Pattern is created when points and lines come together to create a plane, and then the planes are placed together to create one cohesive image with a pattern. Patterns are repetitions, although they are sometimes not readily apparent to the eye. With the image provided, there is no apparent pattern on the front of the journal, but when the front is compared to the back, you will see that the position, size and orientation of the tigers repeats. The tigers, one can argue, at points on the journal, a single object that grabs the eye. Together, the tigers make a line, as they stack on top of each other and next to each other. A plane is created from the tigers and bamboo. Although they look at first glance to be random, it was made with a distinct pattern through the repeated positions of the tigers and bamboo.

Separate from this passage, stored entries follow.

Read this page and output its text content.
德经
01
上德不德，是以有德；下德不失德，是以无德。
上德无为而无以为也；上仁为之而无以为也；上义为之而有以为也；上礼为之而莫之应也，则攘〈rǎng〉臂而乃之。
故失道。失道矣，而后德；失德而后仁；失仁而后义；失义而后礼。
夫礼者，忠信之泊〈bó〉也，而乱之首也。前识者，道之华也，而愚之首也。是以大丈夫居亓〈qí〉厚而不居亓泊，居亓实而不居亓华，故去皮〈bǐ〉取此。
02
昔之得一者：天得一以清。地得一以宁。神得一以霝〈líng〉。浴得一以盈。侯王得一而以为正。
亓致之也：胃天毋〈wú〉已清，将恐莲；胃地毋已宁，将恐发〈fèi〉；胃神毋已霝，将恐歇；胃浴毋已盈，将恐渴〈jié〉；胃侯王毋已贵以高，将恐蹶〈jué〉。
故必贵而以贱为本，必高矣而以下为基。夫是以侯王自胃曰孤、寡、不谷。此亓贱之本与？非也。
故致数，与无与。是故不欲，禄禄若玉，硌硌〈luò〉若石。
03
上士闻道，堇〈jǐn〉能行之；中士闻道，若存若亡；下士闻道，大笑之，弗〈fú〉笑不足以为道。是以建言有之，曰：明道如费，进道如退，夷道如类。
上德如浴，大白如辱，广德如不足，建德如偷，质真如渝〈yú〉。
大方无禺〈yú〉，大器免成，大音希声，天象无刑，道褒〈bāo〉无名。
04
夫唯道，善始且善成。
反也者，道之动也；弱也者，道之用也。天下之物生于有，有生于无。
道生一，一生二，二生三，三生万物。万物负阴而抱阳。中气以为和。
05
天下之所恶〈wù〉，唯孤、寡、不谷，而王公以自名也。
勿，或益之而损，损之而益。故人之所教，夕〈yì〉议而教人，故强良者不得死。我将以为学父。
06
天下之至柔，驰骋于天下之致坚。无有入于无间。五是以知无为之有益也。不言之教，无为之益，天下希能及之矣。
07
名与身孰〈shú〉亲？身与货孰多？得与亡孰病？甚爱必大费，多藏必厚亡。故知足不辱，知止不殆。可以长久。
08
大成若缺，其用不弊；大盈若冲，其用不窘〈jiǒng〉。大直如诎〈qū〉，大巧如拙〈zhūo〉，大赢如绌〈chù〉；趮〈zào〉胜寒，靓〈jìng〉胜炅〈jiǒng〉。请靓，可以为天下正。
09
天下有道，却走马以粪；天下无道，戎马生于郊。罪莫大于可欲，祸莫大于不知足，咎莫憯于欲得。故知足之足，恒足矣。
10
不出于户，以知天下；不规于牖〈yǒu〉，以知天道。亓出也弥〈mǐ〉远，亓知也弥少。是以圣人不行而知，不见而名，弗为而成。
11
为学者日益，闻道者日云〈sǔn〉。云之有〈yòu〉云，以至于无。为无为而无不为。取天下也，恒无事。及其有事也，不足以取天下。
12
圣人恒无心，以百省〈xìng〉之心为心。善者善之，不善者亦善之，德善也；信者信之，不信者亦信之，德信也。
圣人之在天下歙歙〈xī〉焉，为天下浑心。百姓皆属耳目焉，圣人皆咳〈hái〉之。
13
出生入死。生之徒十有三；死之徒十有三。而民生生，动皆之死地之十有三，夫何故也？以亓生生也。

Texture can be real or apparent. The brick wall of a building has has real grooves, providing real texture. The image I included of an art print has implied texture. The piece is simply a print of the original painting, but the brush
strokes and the paint splotches gives the piece some texture. The swooping motion of the strokes and tapering of the color at the end of the strokes implies that one could feel the slight coarseness of the paint, and the ragged edge as it ends. But it feel perfectly smooth because it is only a print of the original.
Point, line, plane, space, volume, texture and pattern all help a viewer understand and mull over a piece of art. In this example, although the pattern appears to have no rhyme or reason, a line for your eye to follow is created in the image. When I first look at the cover of this book, my eye is drawn directly to the center, to the small island in the middle of the blue water — what I would argue is a point. From there, my eye is drawn down the line of points made up of the corner of the blocks with the blue waterfall. Upon reaching the bottom, my eye is drawn one of two ways. I either follow the darker blue-green path up and to the right, eventually landing on the vine that leads to the title of
the book. Or, my eye is drawn to the vine to the left at the bottom of the waterfall, again leading me up and eventually to the vine that leads to the title and issue number. As a bonus, this particular book has some texture to it, as the text in the background is lower than the colorful pattern in the foreground, which is raised, making it easy to run your fingers along the image and vines, again, eventually leading you to the top.
This piece is not very straightforward. It’s busy and loud, and there is no apparent pattern besides the use of color and blocks. But it all works out to eventually get your eye on the goal, the title of the book. You get to that spot because of the patterns in the blocks creating a line that eventually leads you to your final destination.